Mamy nowego Mistrza Europy 2016 na długim dystansie. Jest nim Denis Sketako ze Słoweni.
Zawody ukończył zawody z czasem 7:55:56, ale trzeba pamiętać, że trasa pływacka była krótsza o kilkaset metrów. Drugie miejsce zajął Portugalczyk Sergio Marques z zaledwie 16 sek. straty. Jako trzeci na mecie był Dirk Wijnalda z Holandii.
Denis Sketako świętujący zwycięstwo.
Ewa Bugdoł Mistrzynią Europy na długim dystansie!
Ewa wygrała zawody z solidną przewagą. Jest to duże wydarzenie dla polskiego triathlonu. Podczas wręczenia nagród będziemy mogli usłyszeć hymn Polski. Ewa zameldowała się na mecie z czasem 09:02:08.
Artykuł aktualizowany
Nie chcę powtarzać słów poprzedników – w tym roku Poznań organizacyjnie dał ciała. Niedomierzone dystanse (olimpijka rower 37km, bieg 9,5km, połówka bieg 20,3km, słynny juz numer z trasą pływacka na fullu), zamieszanie na odprawie (nie było info np o kolorach boj – które nawrotowe, które kierunkowe, zamieszanie z godziną startu fulla – raz 7, raz 6:45), niepilnowane strefy z workami oraz t2 z rowerami (wczoraj w płocie była 1-metrowa przerwa, każdy mógł wejść), fatalna trasa biegowa (piach, żwir, jakieś śmietniki, smród pod mostem), fatalna strefa finiszera (2 metry szeroka z krawężnikiem – przy Charzykowych czy Bydgoszczy to trzecia liga) etc – fakapów było dużo więcej. Lubię Poznań, od 2013 jestem tu co roku, ale w 2017 ominę.
Sędziowie ETU dali totalnie ciała. Sędzia kierował z motorówki zamiast prosto to w prawą stronę. Pomylili bojki kierunkowe z nawrotowymi.
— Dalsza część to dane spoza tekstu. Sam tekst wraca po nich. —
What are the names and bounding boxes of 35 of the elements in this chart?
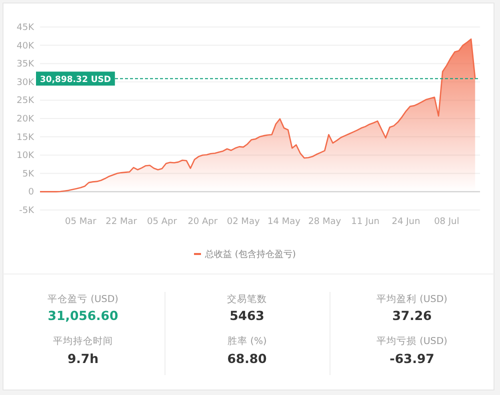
x-tick-label: 20 Apr [188,217,218,227]
text: 9.7h [67,351,99,366]
ref-line-label: 30,898.32 USD [40,75,111,86]
text: 胜率 (%) [227,335,267,347]
text: 平均亏损 (USD) [376,335,448,347]
x-tick-label: 14 May [268,217,302,227]
text: 交易笔数 [227,293,267,305]
y-tick-label: 25K [16,96,36,106]
text: -63.97 [390,351,434,366]
y-tick-label: 15K [16,132,36,143]
text: 68.80 [227,351,268,366]
x-tick-label: 02 May [226,217,260,227]
x-tick-label: 05 Apr [147,217,178,227]
x-tick-label: 22 Mar [106,217,138,227]
y-tick-label: -5K [19,206,36,216]
y-tick-label: 30K [16,78,36,88]
legend-label: 总收益 (包含持仓盈亏) [204,249,296,260]
text: 平均盈利 (USD) [376,293,448,305]
text: 平均持仓时间 [53,335,113,347]
y-tick-label: 35K [16,60,36,70]
x-tick-label: 11 Jun [351,217,380,227]
y-tick-label: 40K [16,41,36,52]
y-tick-label: 5K [22,169,36,180]
y-tick-label: 0 [28,188,34,198]
x-tick-label: 24 Jun [392,217,420,227]
x-tick-label: 08 Jul [434,217,460,227]
x-tick-label: 28 May [308,217,342,227]
text: 31,056.60 [48,308,118,323]
y-tick-label: 45K [16,23,36,33]
text: 平仓盈亏 (USD) [48,293,118,305]
text: 5463 [230,308,264,323]
y-tick-label: 20K [16,114,36,124]
y-tick-label: 10K [16,151,36,162]
text: 37.26 [392,308,432,323]
x-tick-label: 05 Mar [65,217,97,227]
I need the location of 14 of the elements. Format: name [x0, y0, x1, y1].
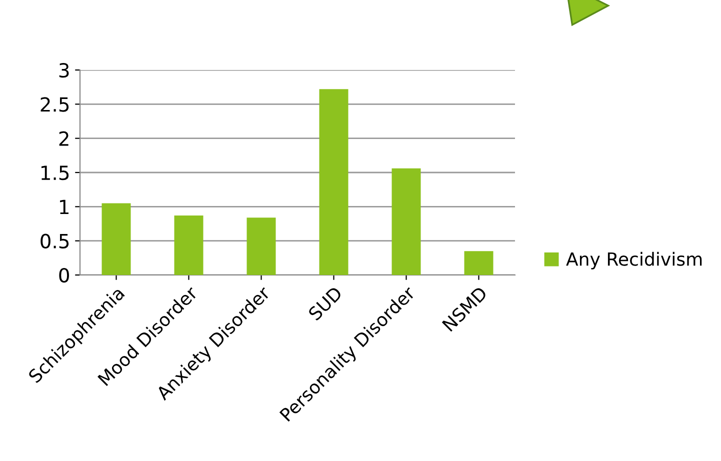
bar [464, 251, 494, 275]
bar [392, 168, 421, 275]
bar [246, 218, 276, 275]
bar [174, 216, 204, 275]
bar [319, 89, 348, 275]
legend-label: Any Recidivism [566, 252, 702, 270]
bar [102, 203, 131, 275]
y-tick-label: 1 [60, 200, 68, 214]
y-tick-label: 2 [59, 131, 68, 146]
y-tick-label: 1.5 [41, 166, 69, 180]
y-tick-label: 2.5 [40, 97, 69, 112]
y-tick-label: 0.5 [40, 234, 69, 248]
y-tick-label: 3 [59, 62, 69, 78]
y-tick-label: 0 [59, 268, 69, 283]
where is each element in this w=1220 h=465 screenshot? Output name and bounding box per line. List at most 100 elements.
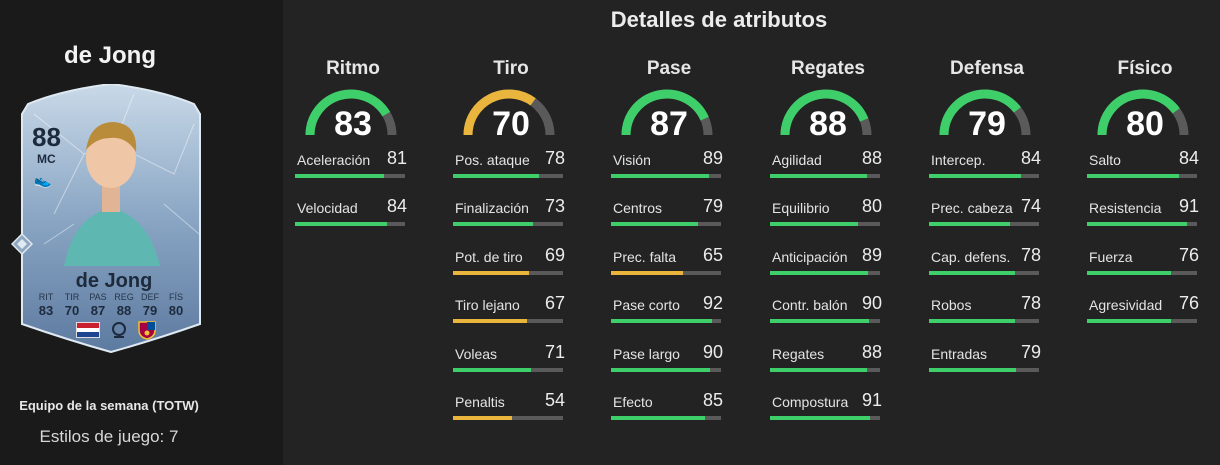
stat-value: 54 [544,389,565,410]
category-gauge: 83 [295,85,411,145]
stat-bar-fill [770,174,867,178]
stat-label: Centros [613,200,663,217]
card-player-name: de Jong [75,270,153,292]
stat-bar [453,174,563,178]
stat-label: Penaltis [455,393,505,410]
category-name: Defensa [950,58,1024,79]
category-column: Tiro 70 Pos. ataque 78 Finalización 73 Pot. de… [453,58,569,436]
stat-row: Salto 84 [1087,146,1203,194]
stat-row: Contr. balón 90 [770,291,886,339]
category-column: Defensa 79 Intercep. 84 Prec. cabeza 74 Cap. d… [929,58,1045,388]
category-gauge: 70 [453,85,569,145]
category-column: Ritmo 83 Aceleración 81 Velocidad 84 [295,58,411,243]
page-title: Detalles de atributos [610,7,828,32]
stat-value: 69 [544,244,565,265]
gauge-fill [621,89,709,136]
stat-label: Robos [931,297,972,314]
player-card[interactable]: 88 MC 👟 de Jong RIT 83 TIR 70 PAS 87 REG 88 … [14,84,208,354]
stat-row: Visión 89 [611,146,727,194]
category-gauge: 87 [611,85,727,145]
stat-bar-fill [770,367,867,372]
gauge-fill [463,89,536,136]
stat-value: 80 [861,196,882,217]
stat-label: Pot. de tiro [455,248,523,265]
stat-bar [770,415,880,420]
playstyles-count[interactable]: Estilos de juego: 7 [39,427,179,446]
card-stat-label: DEF [141,292,159,302]
stat-bar [295,174,405,178]
stat-value: 71 [544,341,565,362]
stat-list: Pos. ataque 78 Finalización 73 Pot. de tiro 6… [453,146,569,436]
stat-bar-fill [453,367,532,372]
stat-row: Aceleración 81 [295,146,411,194]
stat-label: Tiro lejano [455,297,520,314]
stat-value: 79 [1020,341,1041,362]
stat-bar [1087,222,1197,227]
stat-row: Intercep. 84 [929,146,1045,194]
boot-icon: 👟 [34,172,52,188]
category-name: Tiro [493,58,529,79]
stat-label: Entradas [931,345,988,362]
stat-label: Voleas [455,345,498,362]
stat-value: 84 [386,196,407,217]
stat-bar [611,415,721,420]
stat-list: Visión 89 Centros 79 Prec. falta 65 Pase corto… [611,146,727,436]
stat-row: Pos. ataque 78 [453,146,569,194]
stat-bar-fill [770,222,858,227]
stat-bar-fill [1087,319,1171,324]
card-stat-value: 87 [90,303,106,318]
stat-bar [611,270,721,275]
diamond-badge-icon [11,233,33,255]
stat-label: Pos. ataque [455,152,530,168]
stat-bar-fill [295,174,385,178]
stat-label: Agresividad [1089,297,1163,314]
stat-bar [1087,319,1197,324]
stat-bar [929,222,1039,227]
category-value: 70 [492,105,530,143]
league-logo-icon [112,322,126,338]
stat-label: Salto [1089,152,1121,168]
stat-bar [1087,174,1197,178]
category-gauge: 80 [1087,85,1203,145]
category-column: Pase 87 Visión 89 Centros 79 Prec. falta 65 Pase… [611,58,727,436]
stat-row: Pase largo 90 [611,340,727,388]
stat-bar [611,367,721,372]
stat-value: 89 [861,244,882,265]
stat-value: 92 [702,293,723,314]
stat-bar-fill [770,319,869,324]
player-sidebar: de Jong [0,0,283,465]
card-stat: TIR 70 [60,292,84,318]
category-value: 80 [1126,105,1164,143]
stat-row: Velocidad 84 [295,194,411,242]
stat-label: Aceleración [297,152,371,168]
stat-bar [453,367,563,372]
stat-row: Agresividad 76 [1087,291,1203,339]
category-value: 88 [809,105,847,143]
stat-value: 88 [861,341,882,362]
stat-label: Prec. cabeza [931,200,1013,217]
category-name: Físico [1117,58,1173,79]
stat-bar-fill [611,367,710,372]
stat-value: 76 [1178,293,1199,314]
card-stat-value: 79 [142,303,158,318]
stat-value: 90 [702,341,723,362]
stat-bar-fill [929,319,1015,324]
stat-label: Visión [613,152,651,168]
stat-row: Efecto 85 [611,388,727,436]
stat-value: 74 [1020,196,1041,217]
stat-label: Agilidad [772,152,822,168]
stat-bar [929,367,1039,372]
stat-row: Pase corto 92 [611,291,727,339]
category-value: 83 [334,105,372,143]
stat-row: Equilibrio 80 [770,194,886,242]
stat-bar-fill [611,174,709,178]
stat-value: 84 [1020,148,1041,168]
stat-bar [611,174,721,178]
stat-bar [1087,270,1197,275]
stat-label: Anticipación [772,248,848,265]
stat-row: Entradas 79 [929,340,1045,388]
category-gauge: 79 [929,85,1045,145]
stat-bar [770,174,880,178]
stat-label: Pase largo [613,345,680,362]
card-stat: FÍS 80 [164,292,188,318]
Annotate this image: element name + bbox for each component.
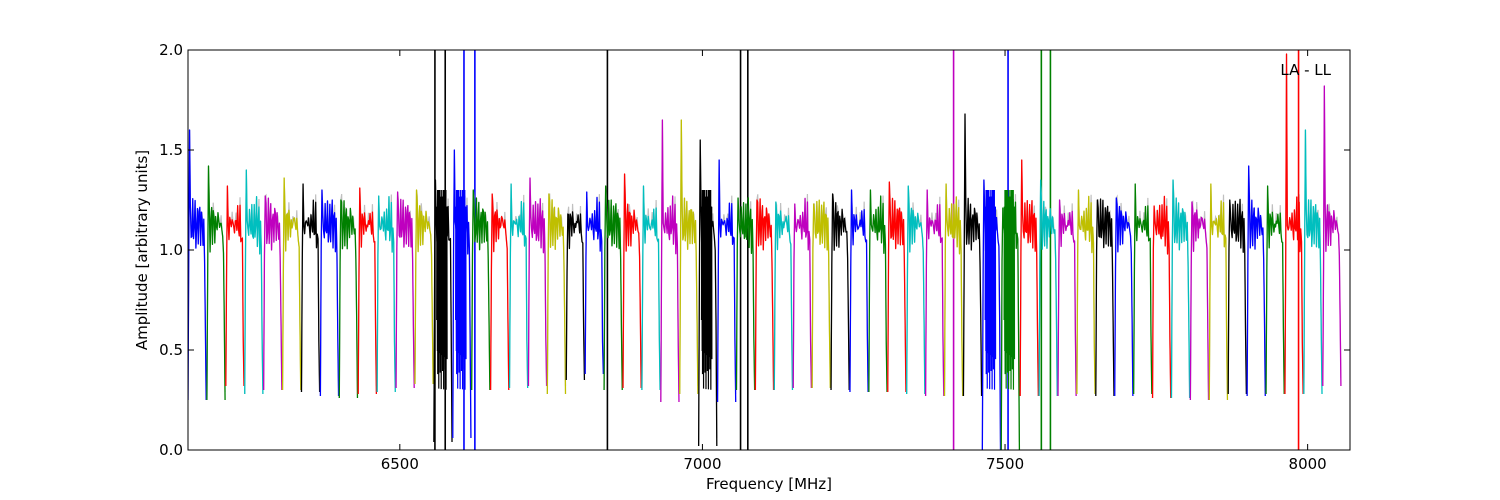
channel-trace (395, 191, 415, 389)
x-tick-label: 6500 (381, 455, 419, 473)
channel-trace (603, 185, 623, 391)
chart-annotation: LA - LL (1280, 61, 1331, 79)
channel-trace (1151, 195, 1172, 399)
channel-trace (565, 211, 586, 381)
channel-trace (1132, 183, 1153, 395)
channel-trace (849, 189, 869, 393)
channel-trace (263, 195, 283, 391)
channel-noise (700, 189, 713, 390)
channel-trace (679, 119, 699, 395)
channel-trace (1057, 199, 1077, 397)
y-tick-label: 1.5 (159, 141, 183, 159)
channel-trace (281, 177, 302, 391)
channel-trace (1076, 189, 1096, 395)
x-tick-label: 7000 (683, 455, 721, 473)
channel-trace (471, 189, 491, 391)
y-axis-ticks: 0.0 0.5 1.0 1.5 2.0 (159, 41, 1350, 459)
channel-trace (527, 177, 548, 387)
channel-trace (1246, 165, 1266, 397)
channel-trace (188, 129, 207, 401)
y-tick-label: 0.5 (159, 341, 183, 359)
channel-trace (1208, 183, 1229, 401)
channel-trace (1095, 198, 1115, 397)
channel-trace (943, 183, 964, 397)
channel-trace (962, 113, 983, 397)
channel-trace (811, 199, 831, 389)
channel-trace (622, 173, 642, 389)
channel-trace (1227, 198, 1248, 395)
channel-trace (1038, 179, 1058, 397)
channel-trace (735, 197, 756, 391)
channel-trace (1265, 185, 1285, 395)
channel-trace (868, 189, 888, 393)
y-tick-label: 1.0 (159, 241, 183, 259)
channel-trace (1114, 197, 1134, 397)
series-layer (188, 50, 1342, 450)
x-tick-label: 8000 (1289, 455, 1327, 473)
channel-trace (546, 193, 567, 395)
channel-trace (300, 183, 321, 393)
channel-trace (792, 197, 813, 389)
y-tick-label: 0.0 (159, 441, 183, 459)
channel-trace (376, 195, 396, 393)
channel-trace (716, 159, 737, 403)
channel-noise (1003, 189, 1016, 390)
channel-trace (906, 185, 926, 395)
channel-trace (225, 185, 245, 387)
channel-trace (206, 165, 226, 401)
channel-trace (1189, 201, 1210, 401)
channel-trace (1303, 129, 1323, 395)
channel-trace (773, 201, 794, 391)
channel-trace (489, 193, 510, 391)
plot-background (188, 50, 1350, 450)
channel-trace (1322, 85, 1342, 387)
channel-trace (1019, 159, 1039, 397)
channel-trace (244, 169, 264, 395)
channel-trace (830, 193, 850, 391)
channel-trace (924, 189, 945, 397)
channel-trace (641, 185, 661, 391)
x-axis-ticks: 6500 7000 7500 8000 (381, 50, 1327, 473)
channel-trace (584, 191, 604, 375)
channel-noise (984, 189, 997, 390)
x-tick-label: 7500 (986, 455, 1024, 473)
x-axis-label: Frequency [MHz] (706, 475, 832, 493)
channel-trace (1170, 179, 1191, 399)
channel-trace (1284, 53, 1304, 395)
channel-trace (887, 181, 907, 393)
channel-trace (754, 198, 775, 391)
channel-trace (414, 189, 434, 385)
y-tick-label: 2.0 (159, 41, 183, 59)
channel-trace (660, 119, 680, 403)
y-axis-label: Amplitude [arbitrary units] (133, 150, 151, 350)
channel-trace (357, 187, 378, 395)
channel-trace (508, 183, 529, 389)
channel-trace (319, 189, 340, 397)
channel-trace (338, 199, 359, 399)
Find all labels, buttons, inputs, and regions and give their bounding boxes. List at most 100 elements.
Ale trochę to zabawne bo przecież to jest jezioro stanowiące tor regatowy z dokładnie wymierzonym dystansem co do metra….
Wszyscy popłynęli zgodnie z tym co było powiedziane na odprawie – nikt nie skracał. Sędziowie nie mieli podstaw by kogokolwiek dyskwalifikować. Organizator pomylił bojki kierunkowe z nawrotowymi, a teraz wydaje jakieś śmieszne oświadczenia… żenada….
Startowałem drugi i ostatni raz w Poznaniu. Totalny bałagan. Kto wymyślił żeby wprowadzanie rowerów było możliwe do 19.30 ? A teraz uwaga – odbiór pakietów startowych do 20.00 tego samego dnia. … Gdzie sens? Poza tym godzina jakaś z kapelusza. W ubiegłym roku było normalnie. Z godziną bo strefa była tak pilnowana, ze mógłbym wybrać dowolny rower. Wchodziłem z kołem do wymiany i nikt się nie zainteresował co wnoszę a co wynoszę. Wczoraj strefa T2 nie była pilnowana. W nocy swobodnie można było sie po niej przemieszczać. Nie dziwne, ze zginał komuś worek. Kolejna rzecz to gość z megafonem informujący blednie ile okrążeń robi długi dystans. Poprawił go w mocnych słowach jeden z zawodników. Na większość pytań zadawanych obsłudze odpowiedz była jedna- nie wiem…. Skandal z trasa pływacką to gwóźdź do trumny.
Jeśli chcesz poprawić życiówkę zapisz się w przyszłym roku do Poznania. Olimpijka niedomierzona o 3km na rowerze i 400m na biegu. Bałagan organizacyjny. Poszukiwanie worków na wielkich hałdach! Rowery wyprowadzane bez kontroli. Porażka.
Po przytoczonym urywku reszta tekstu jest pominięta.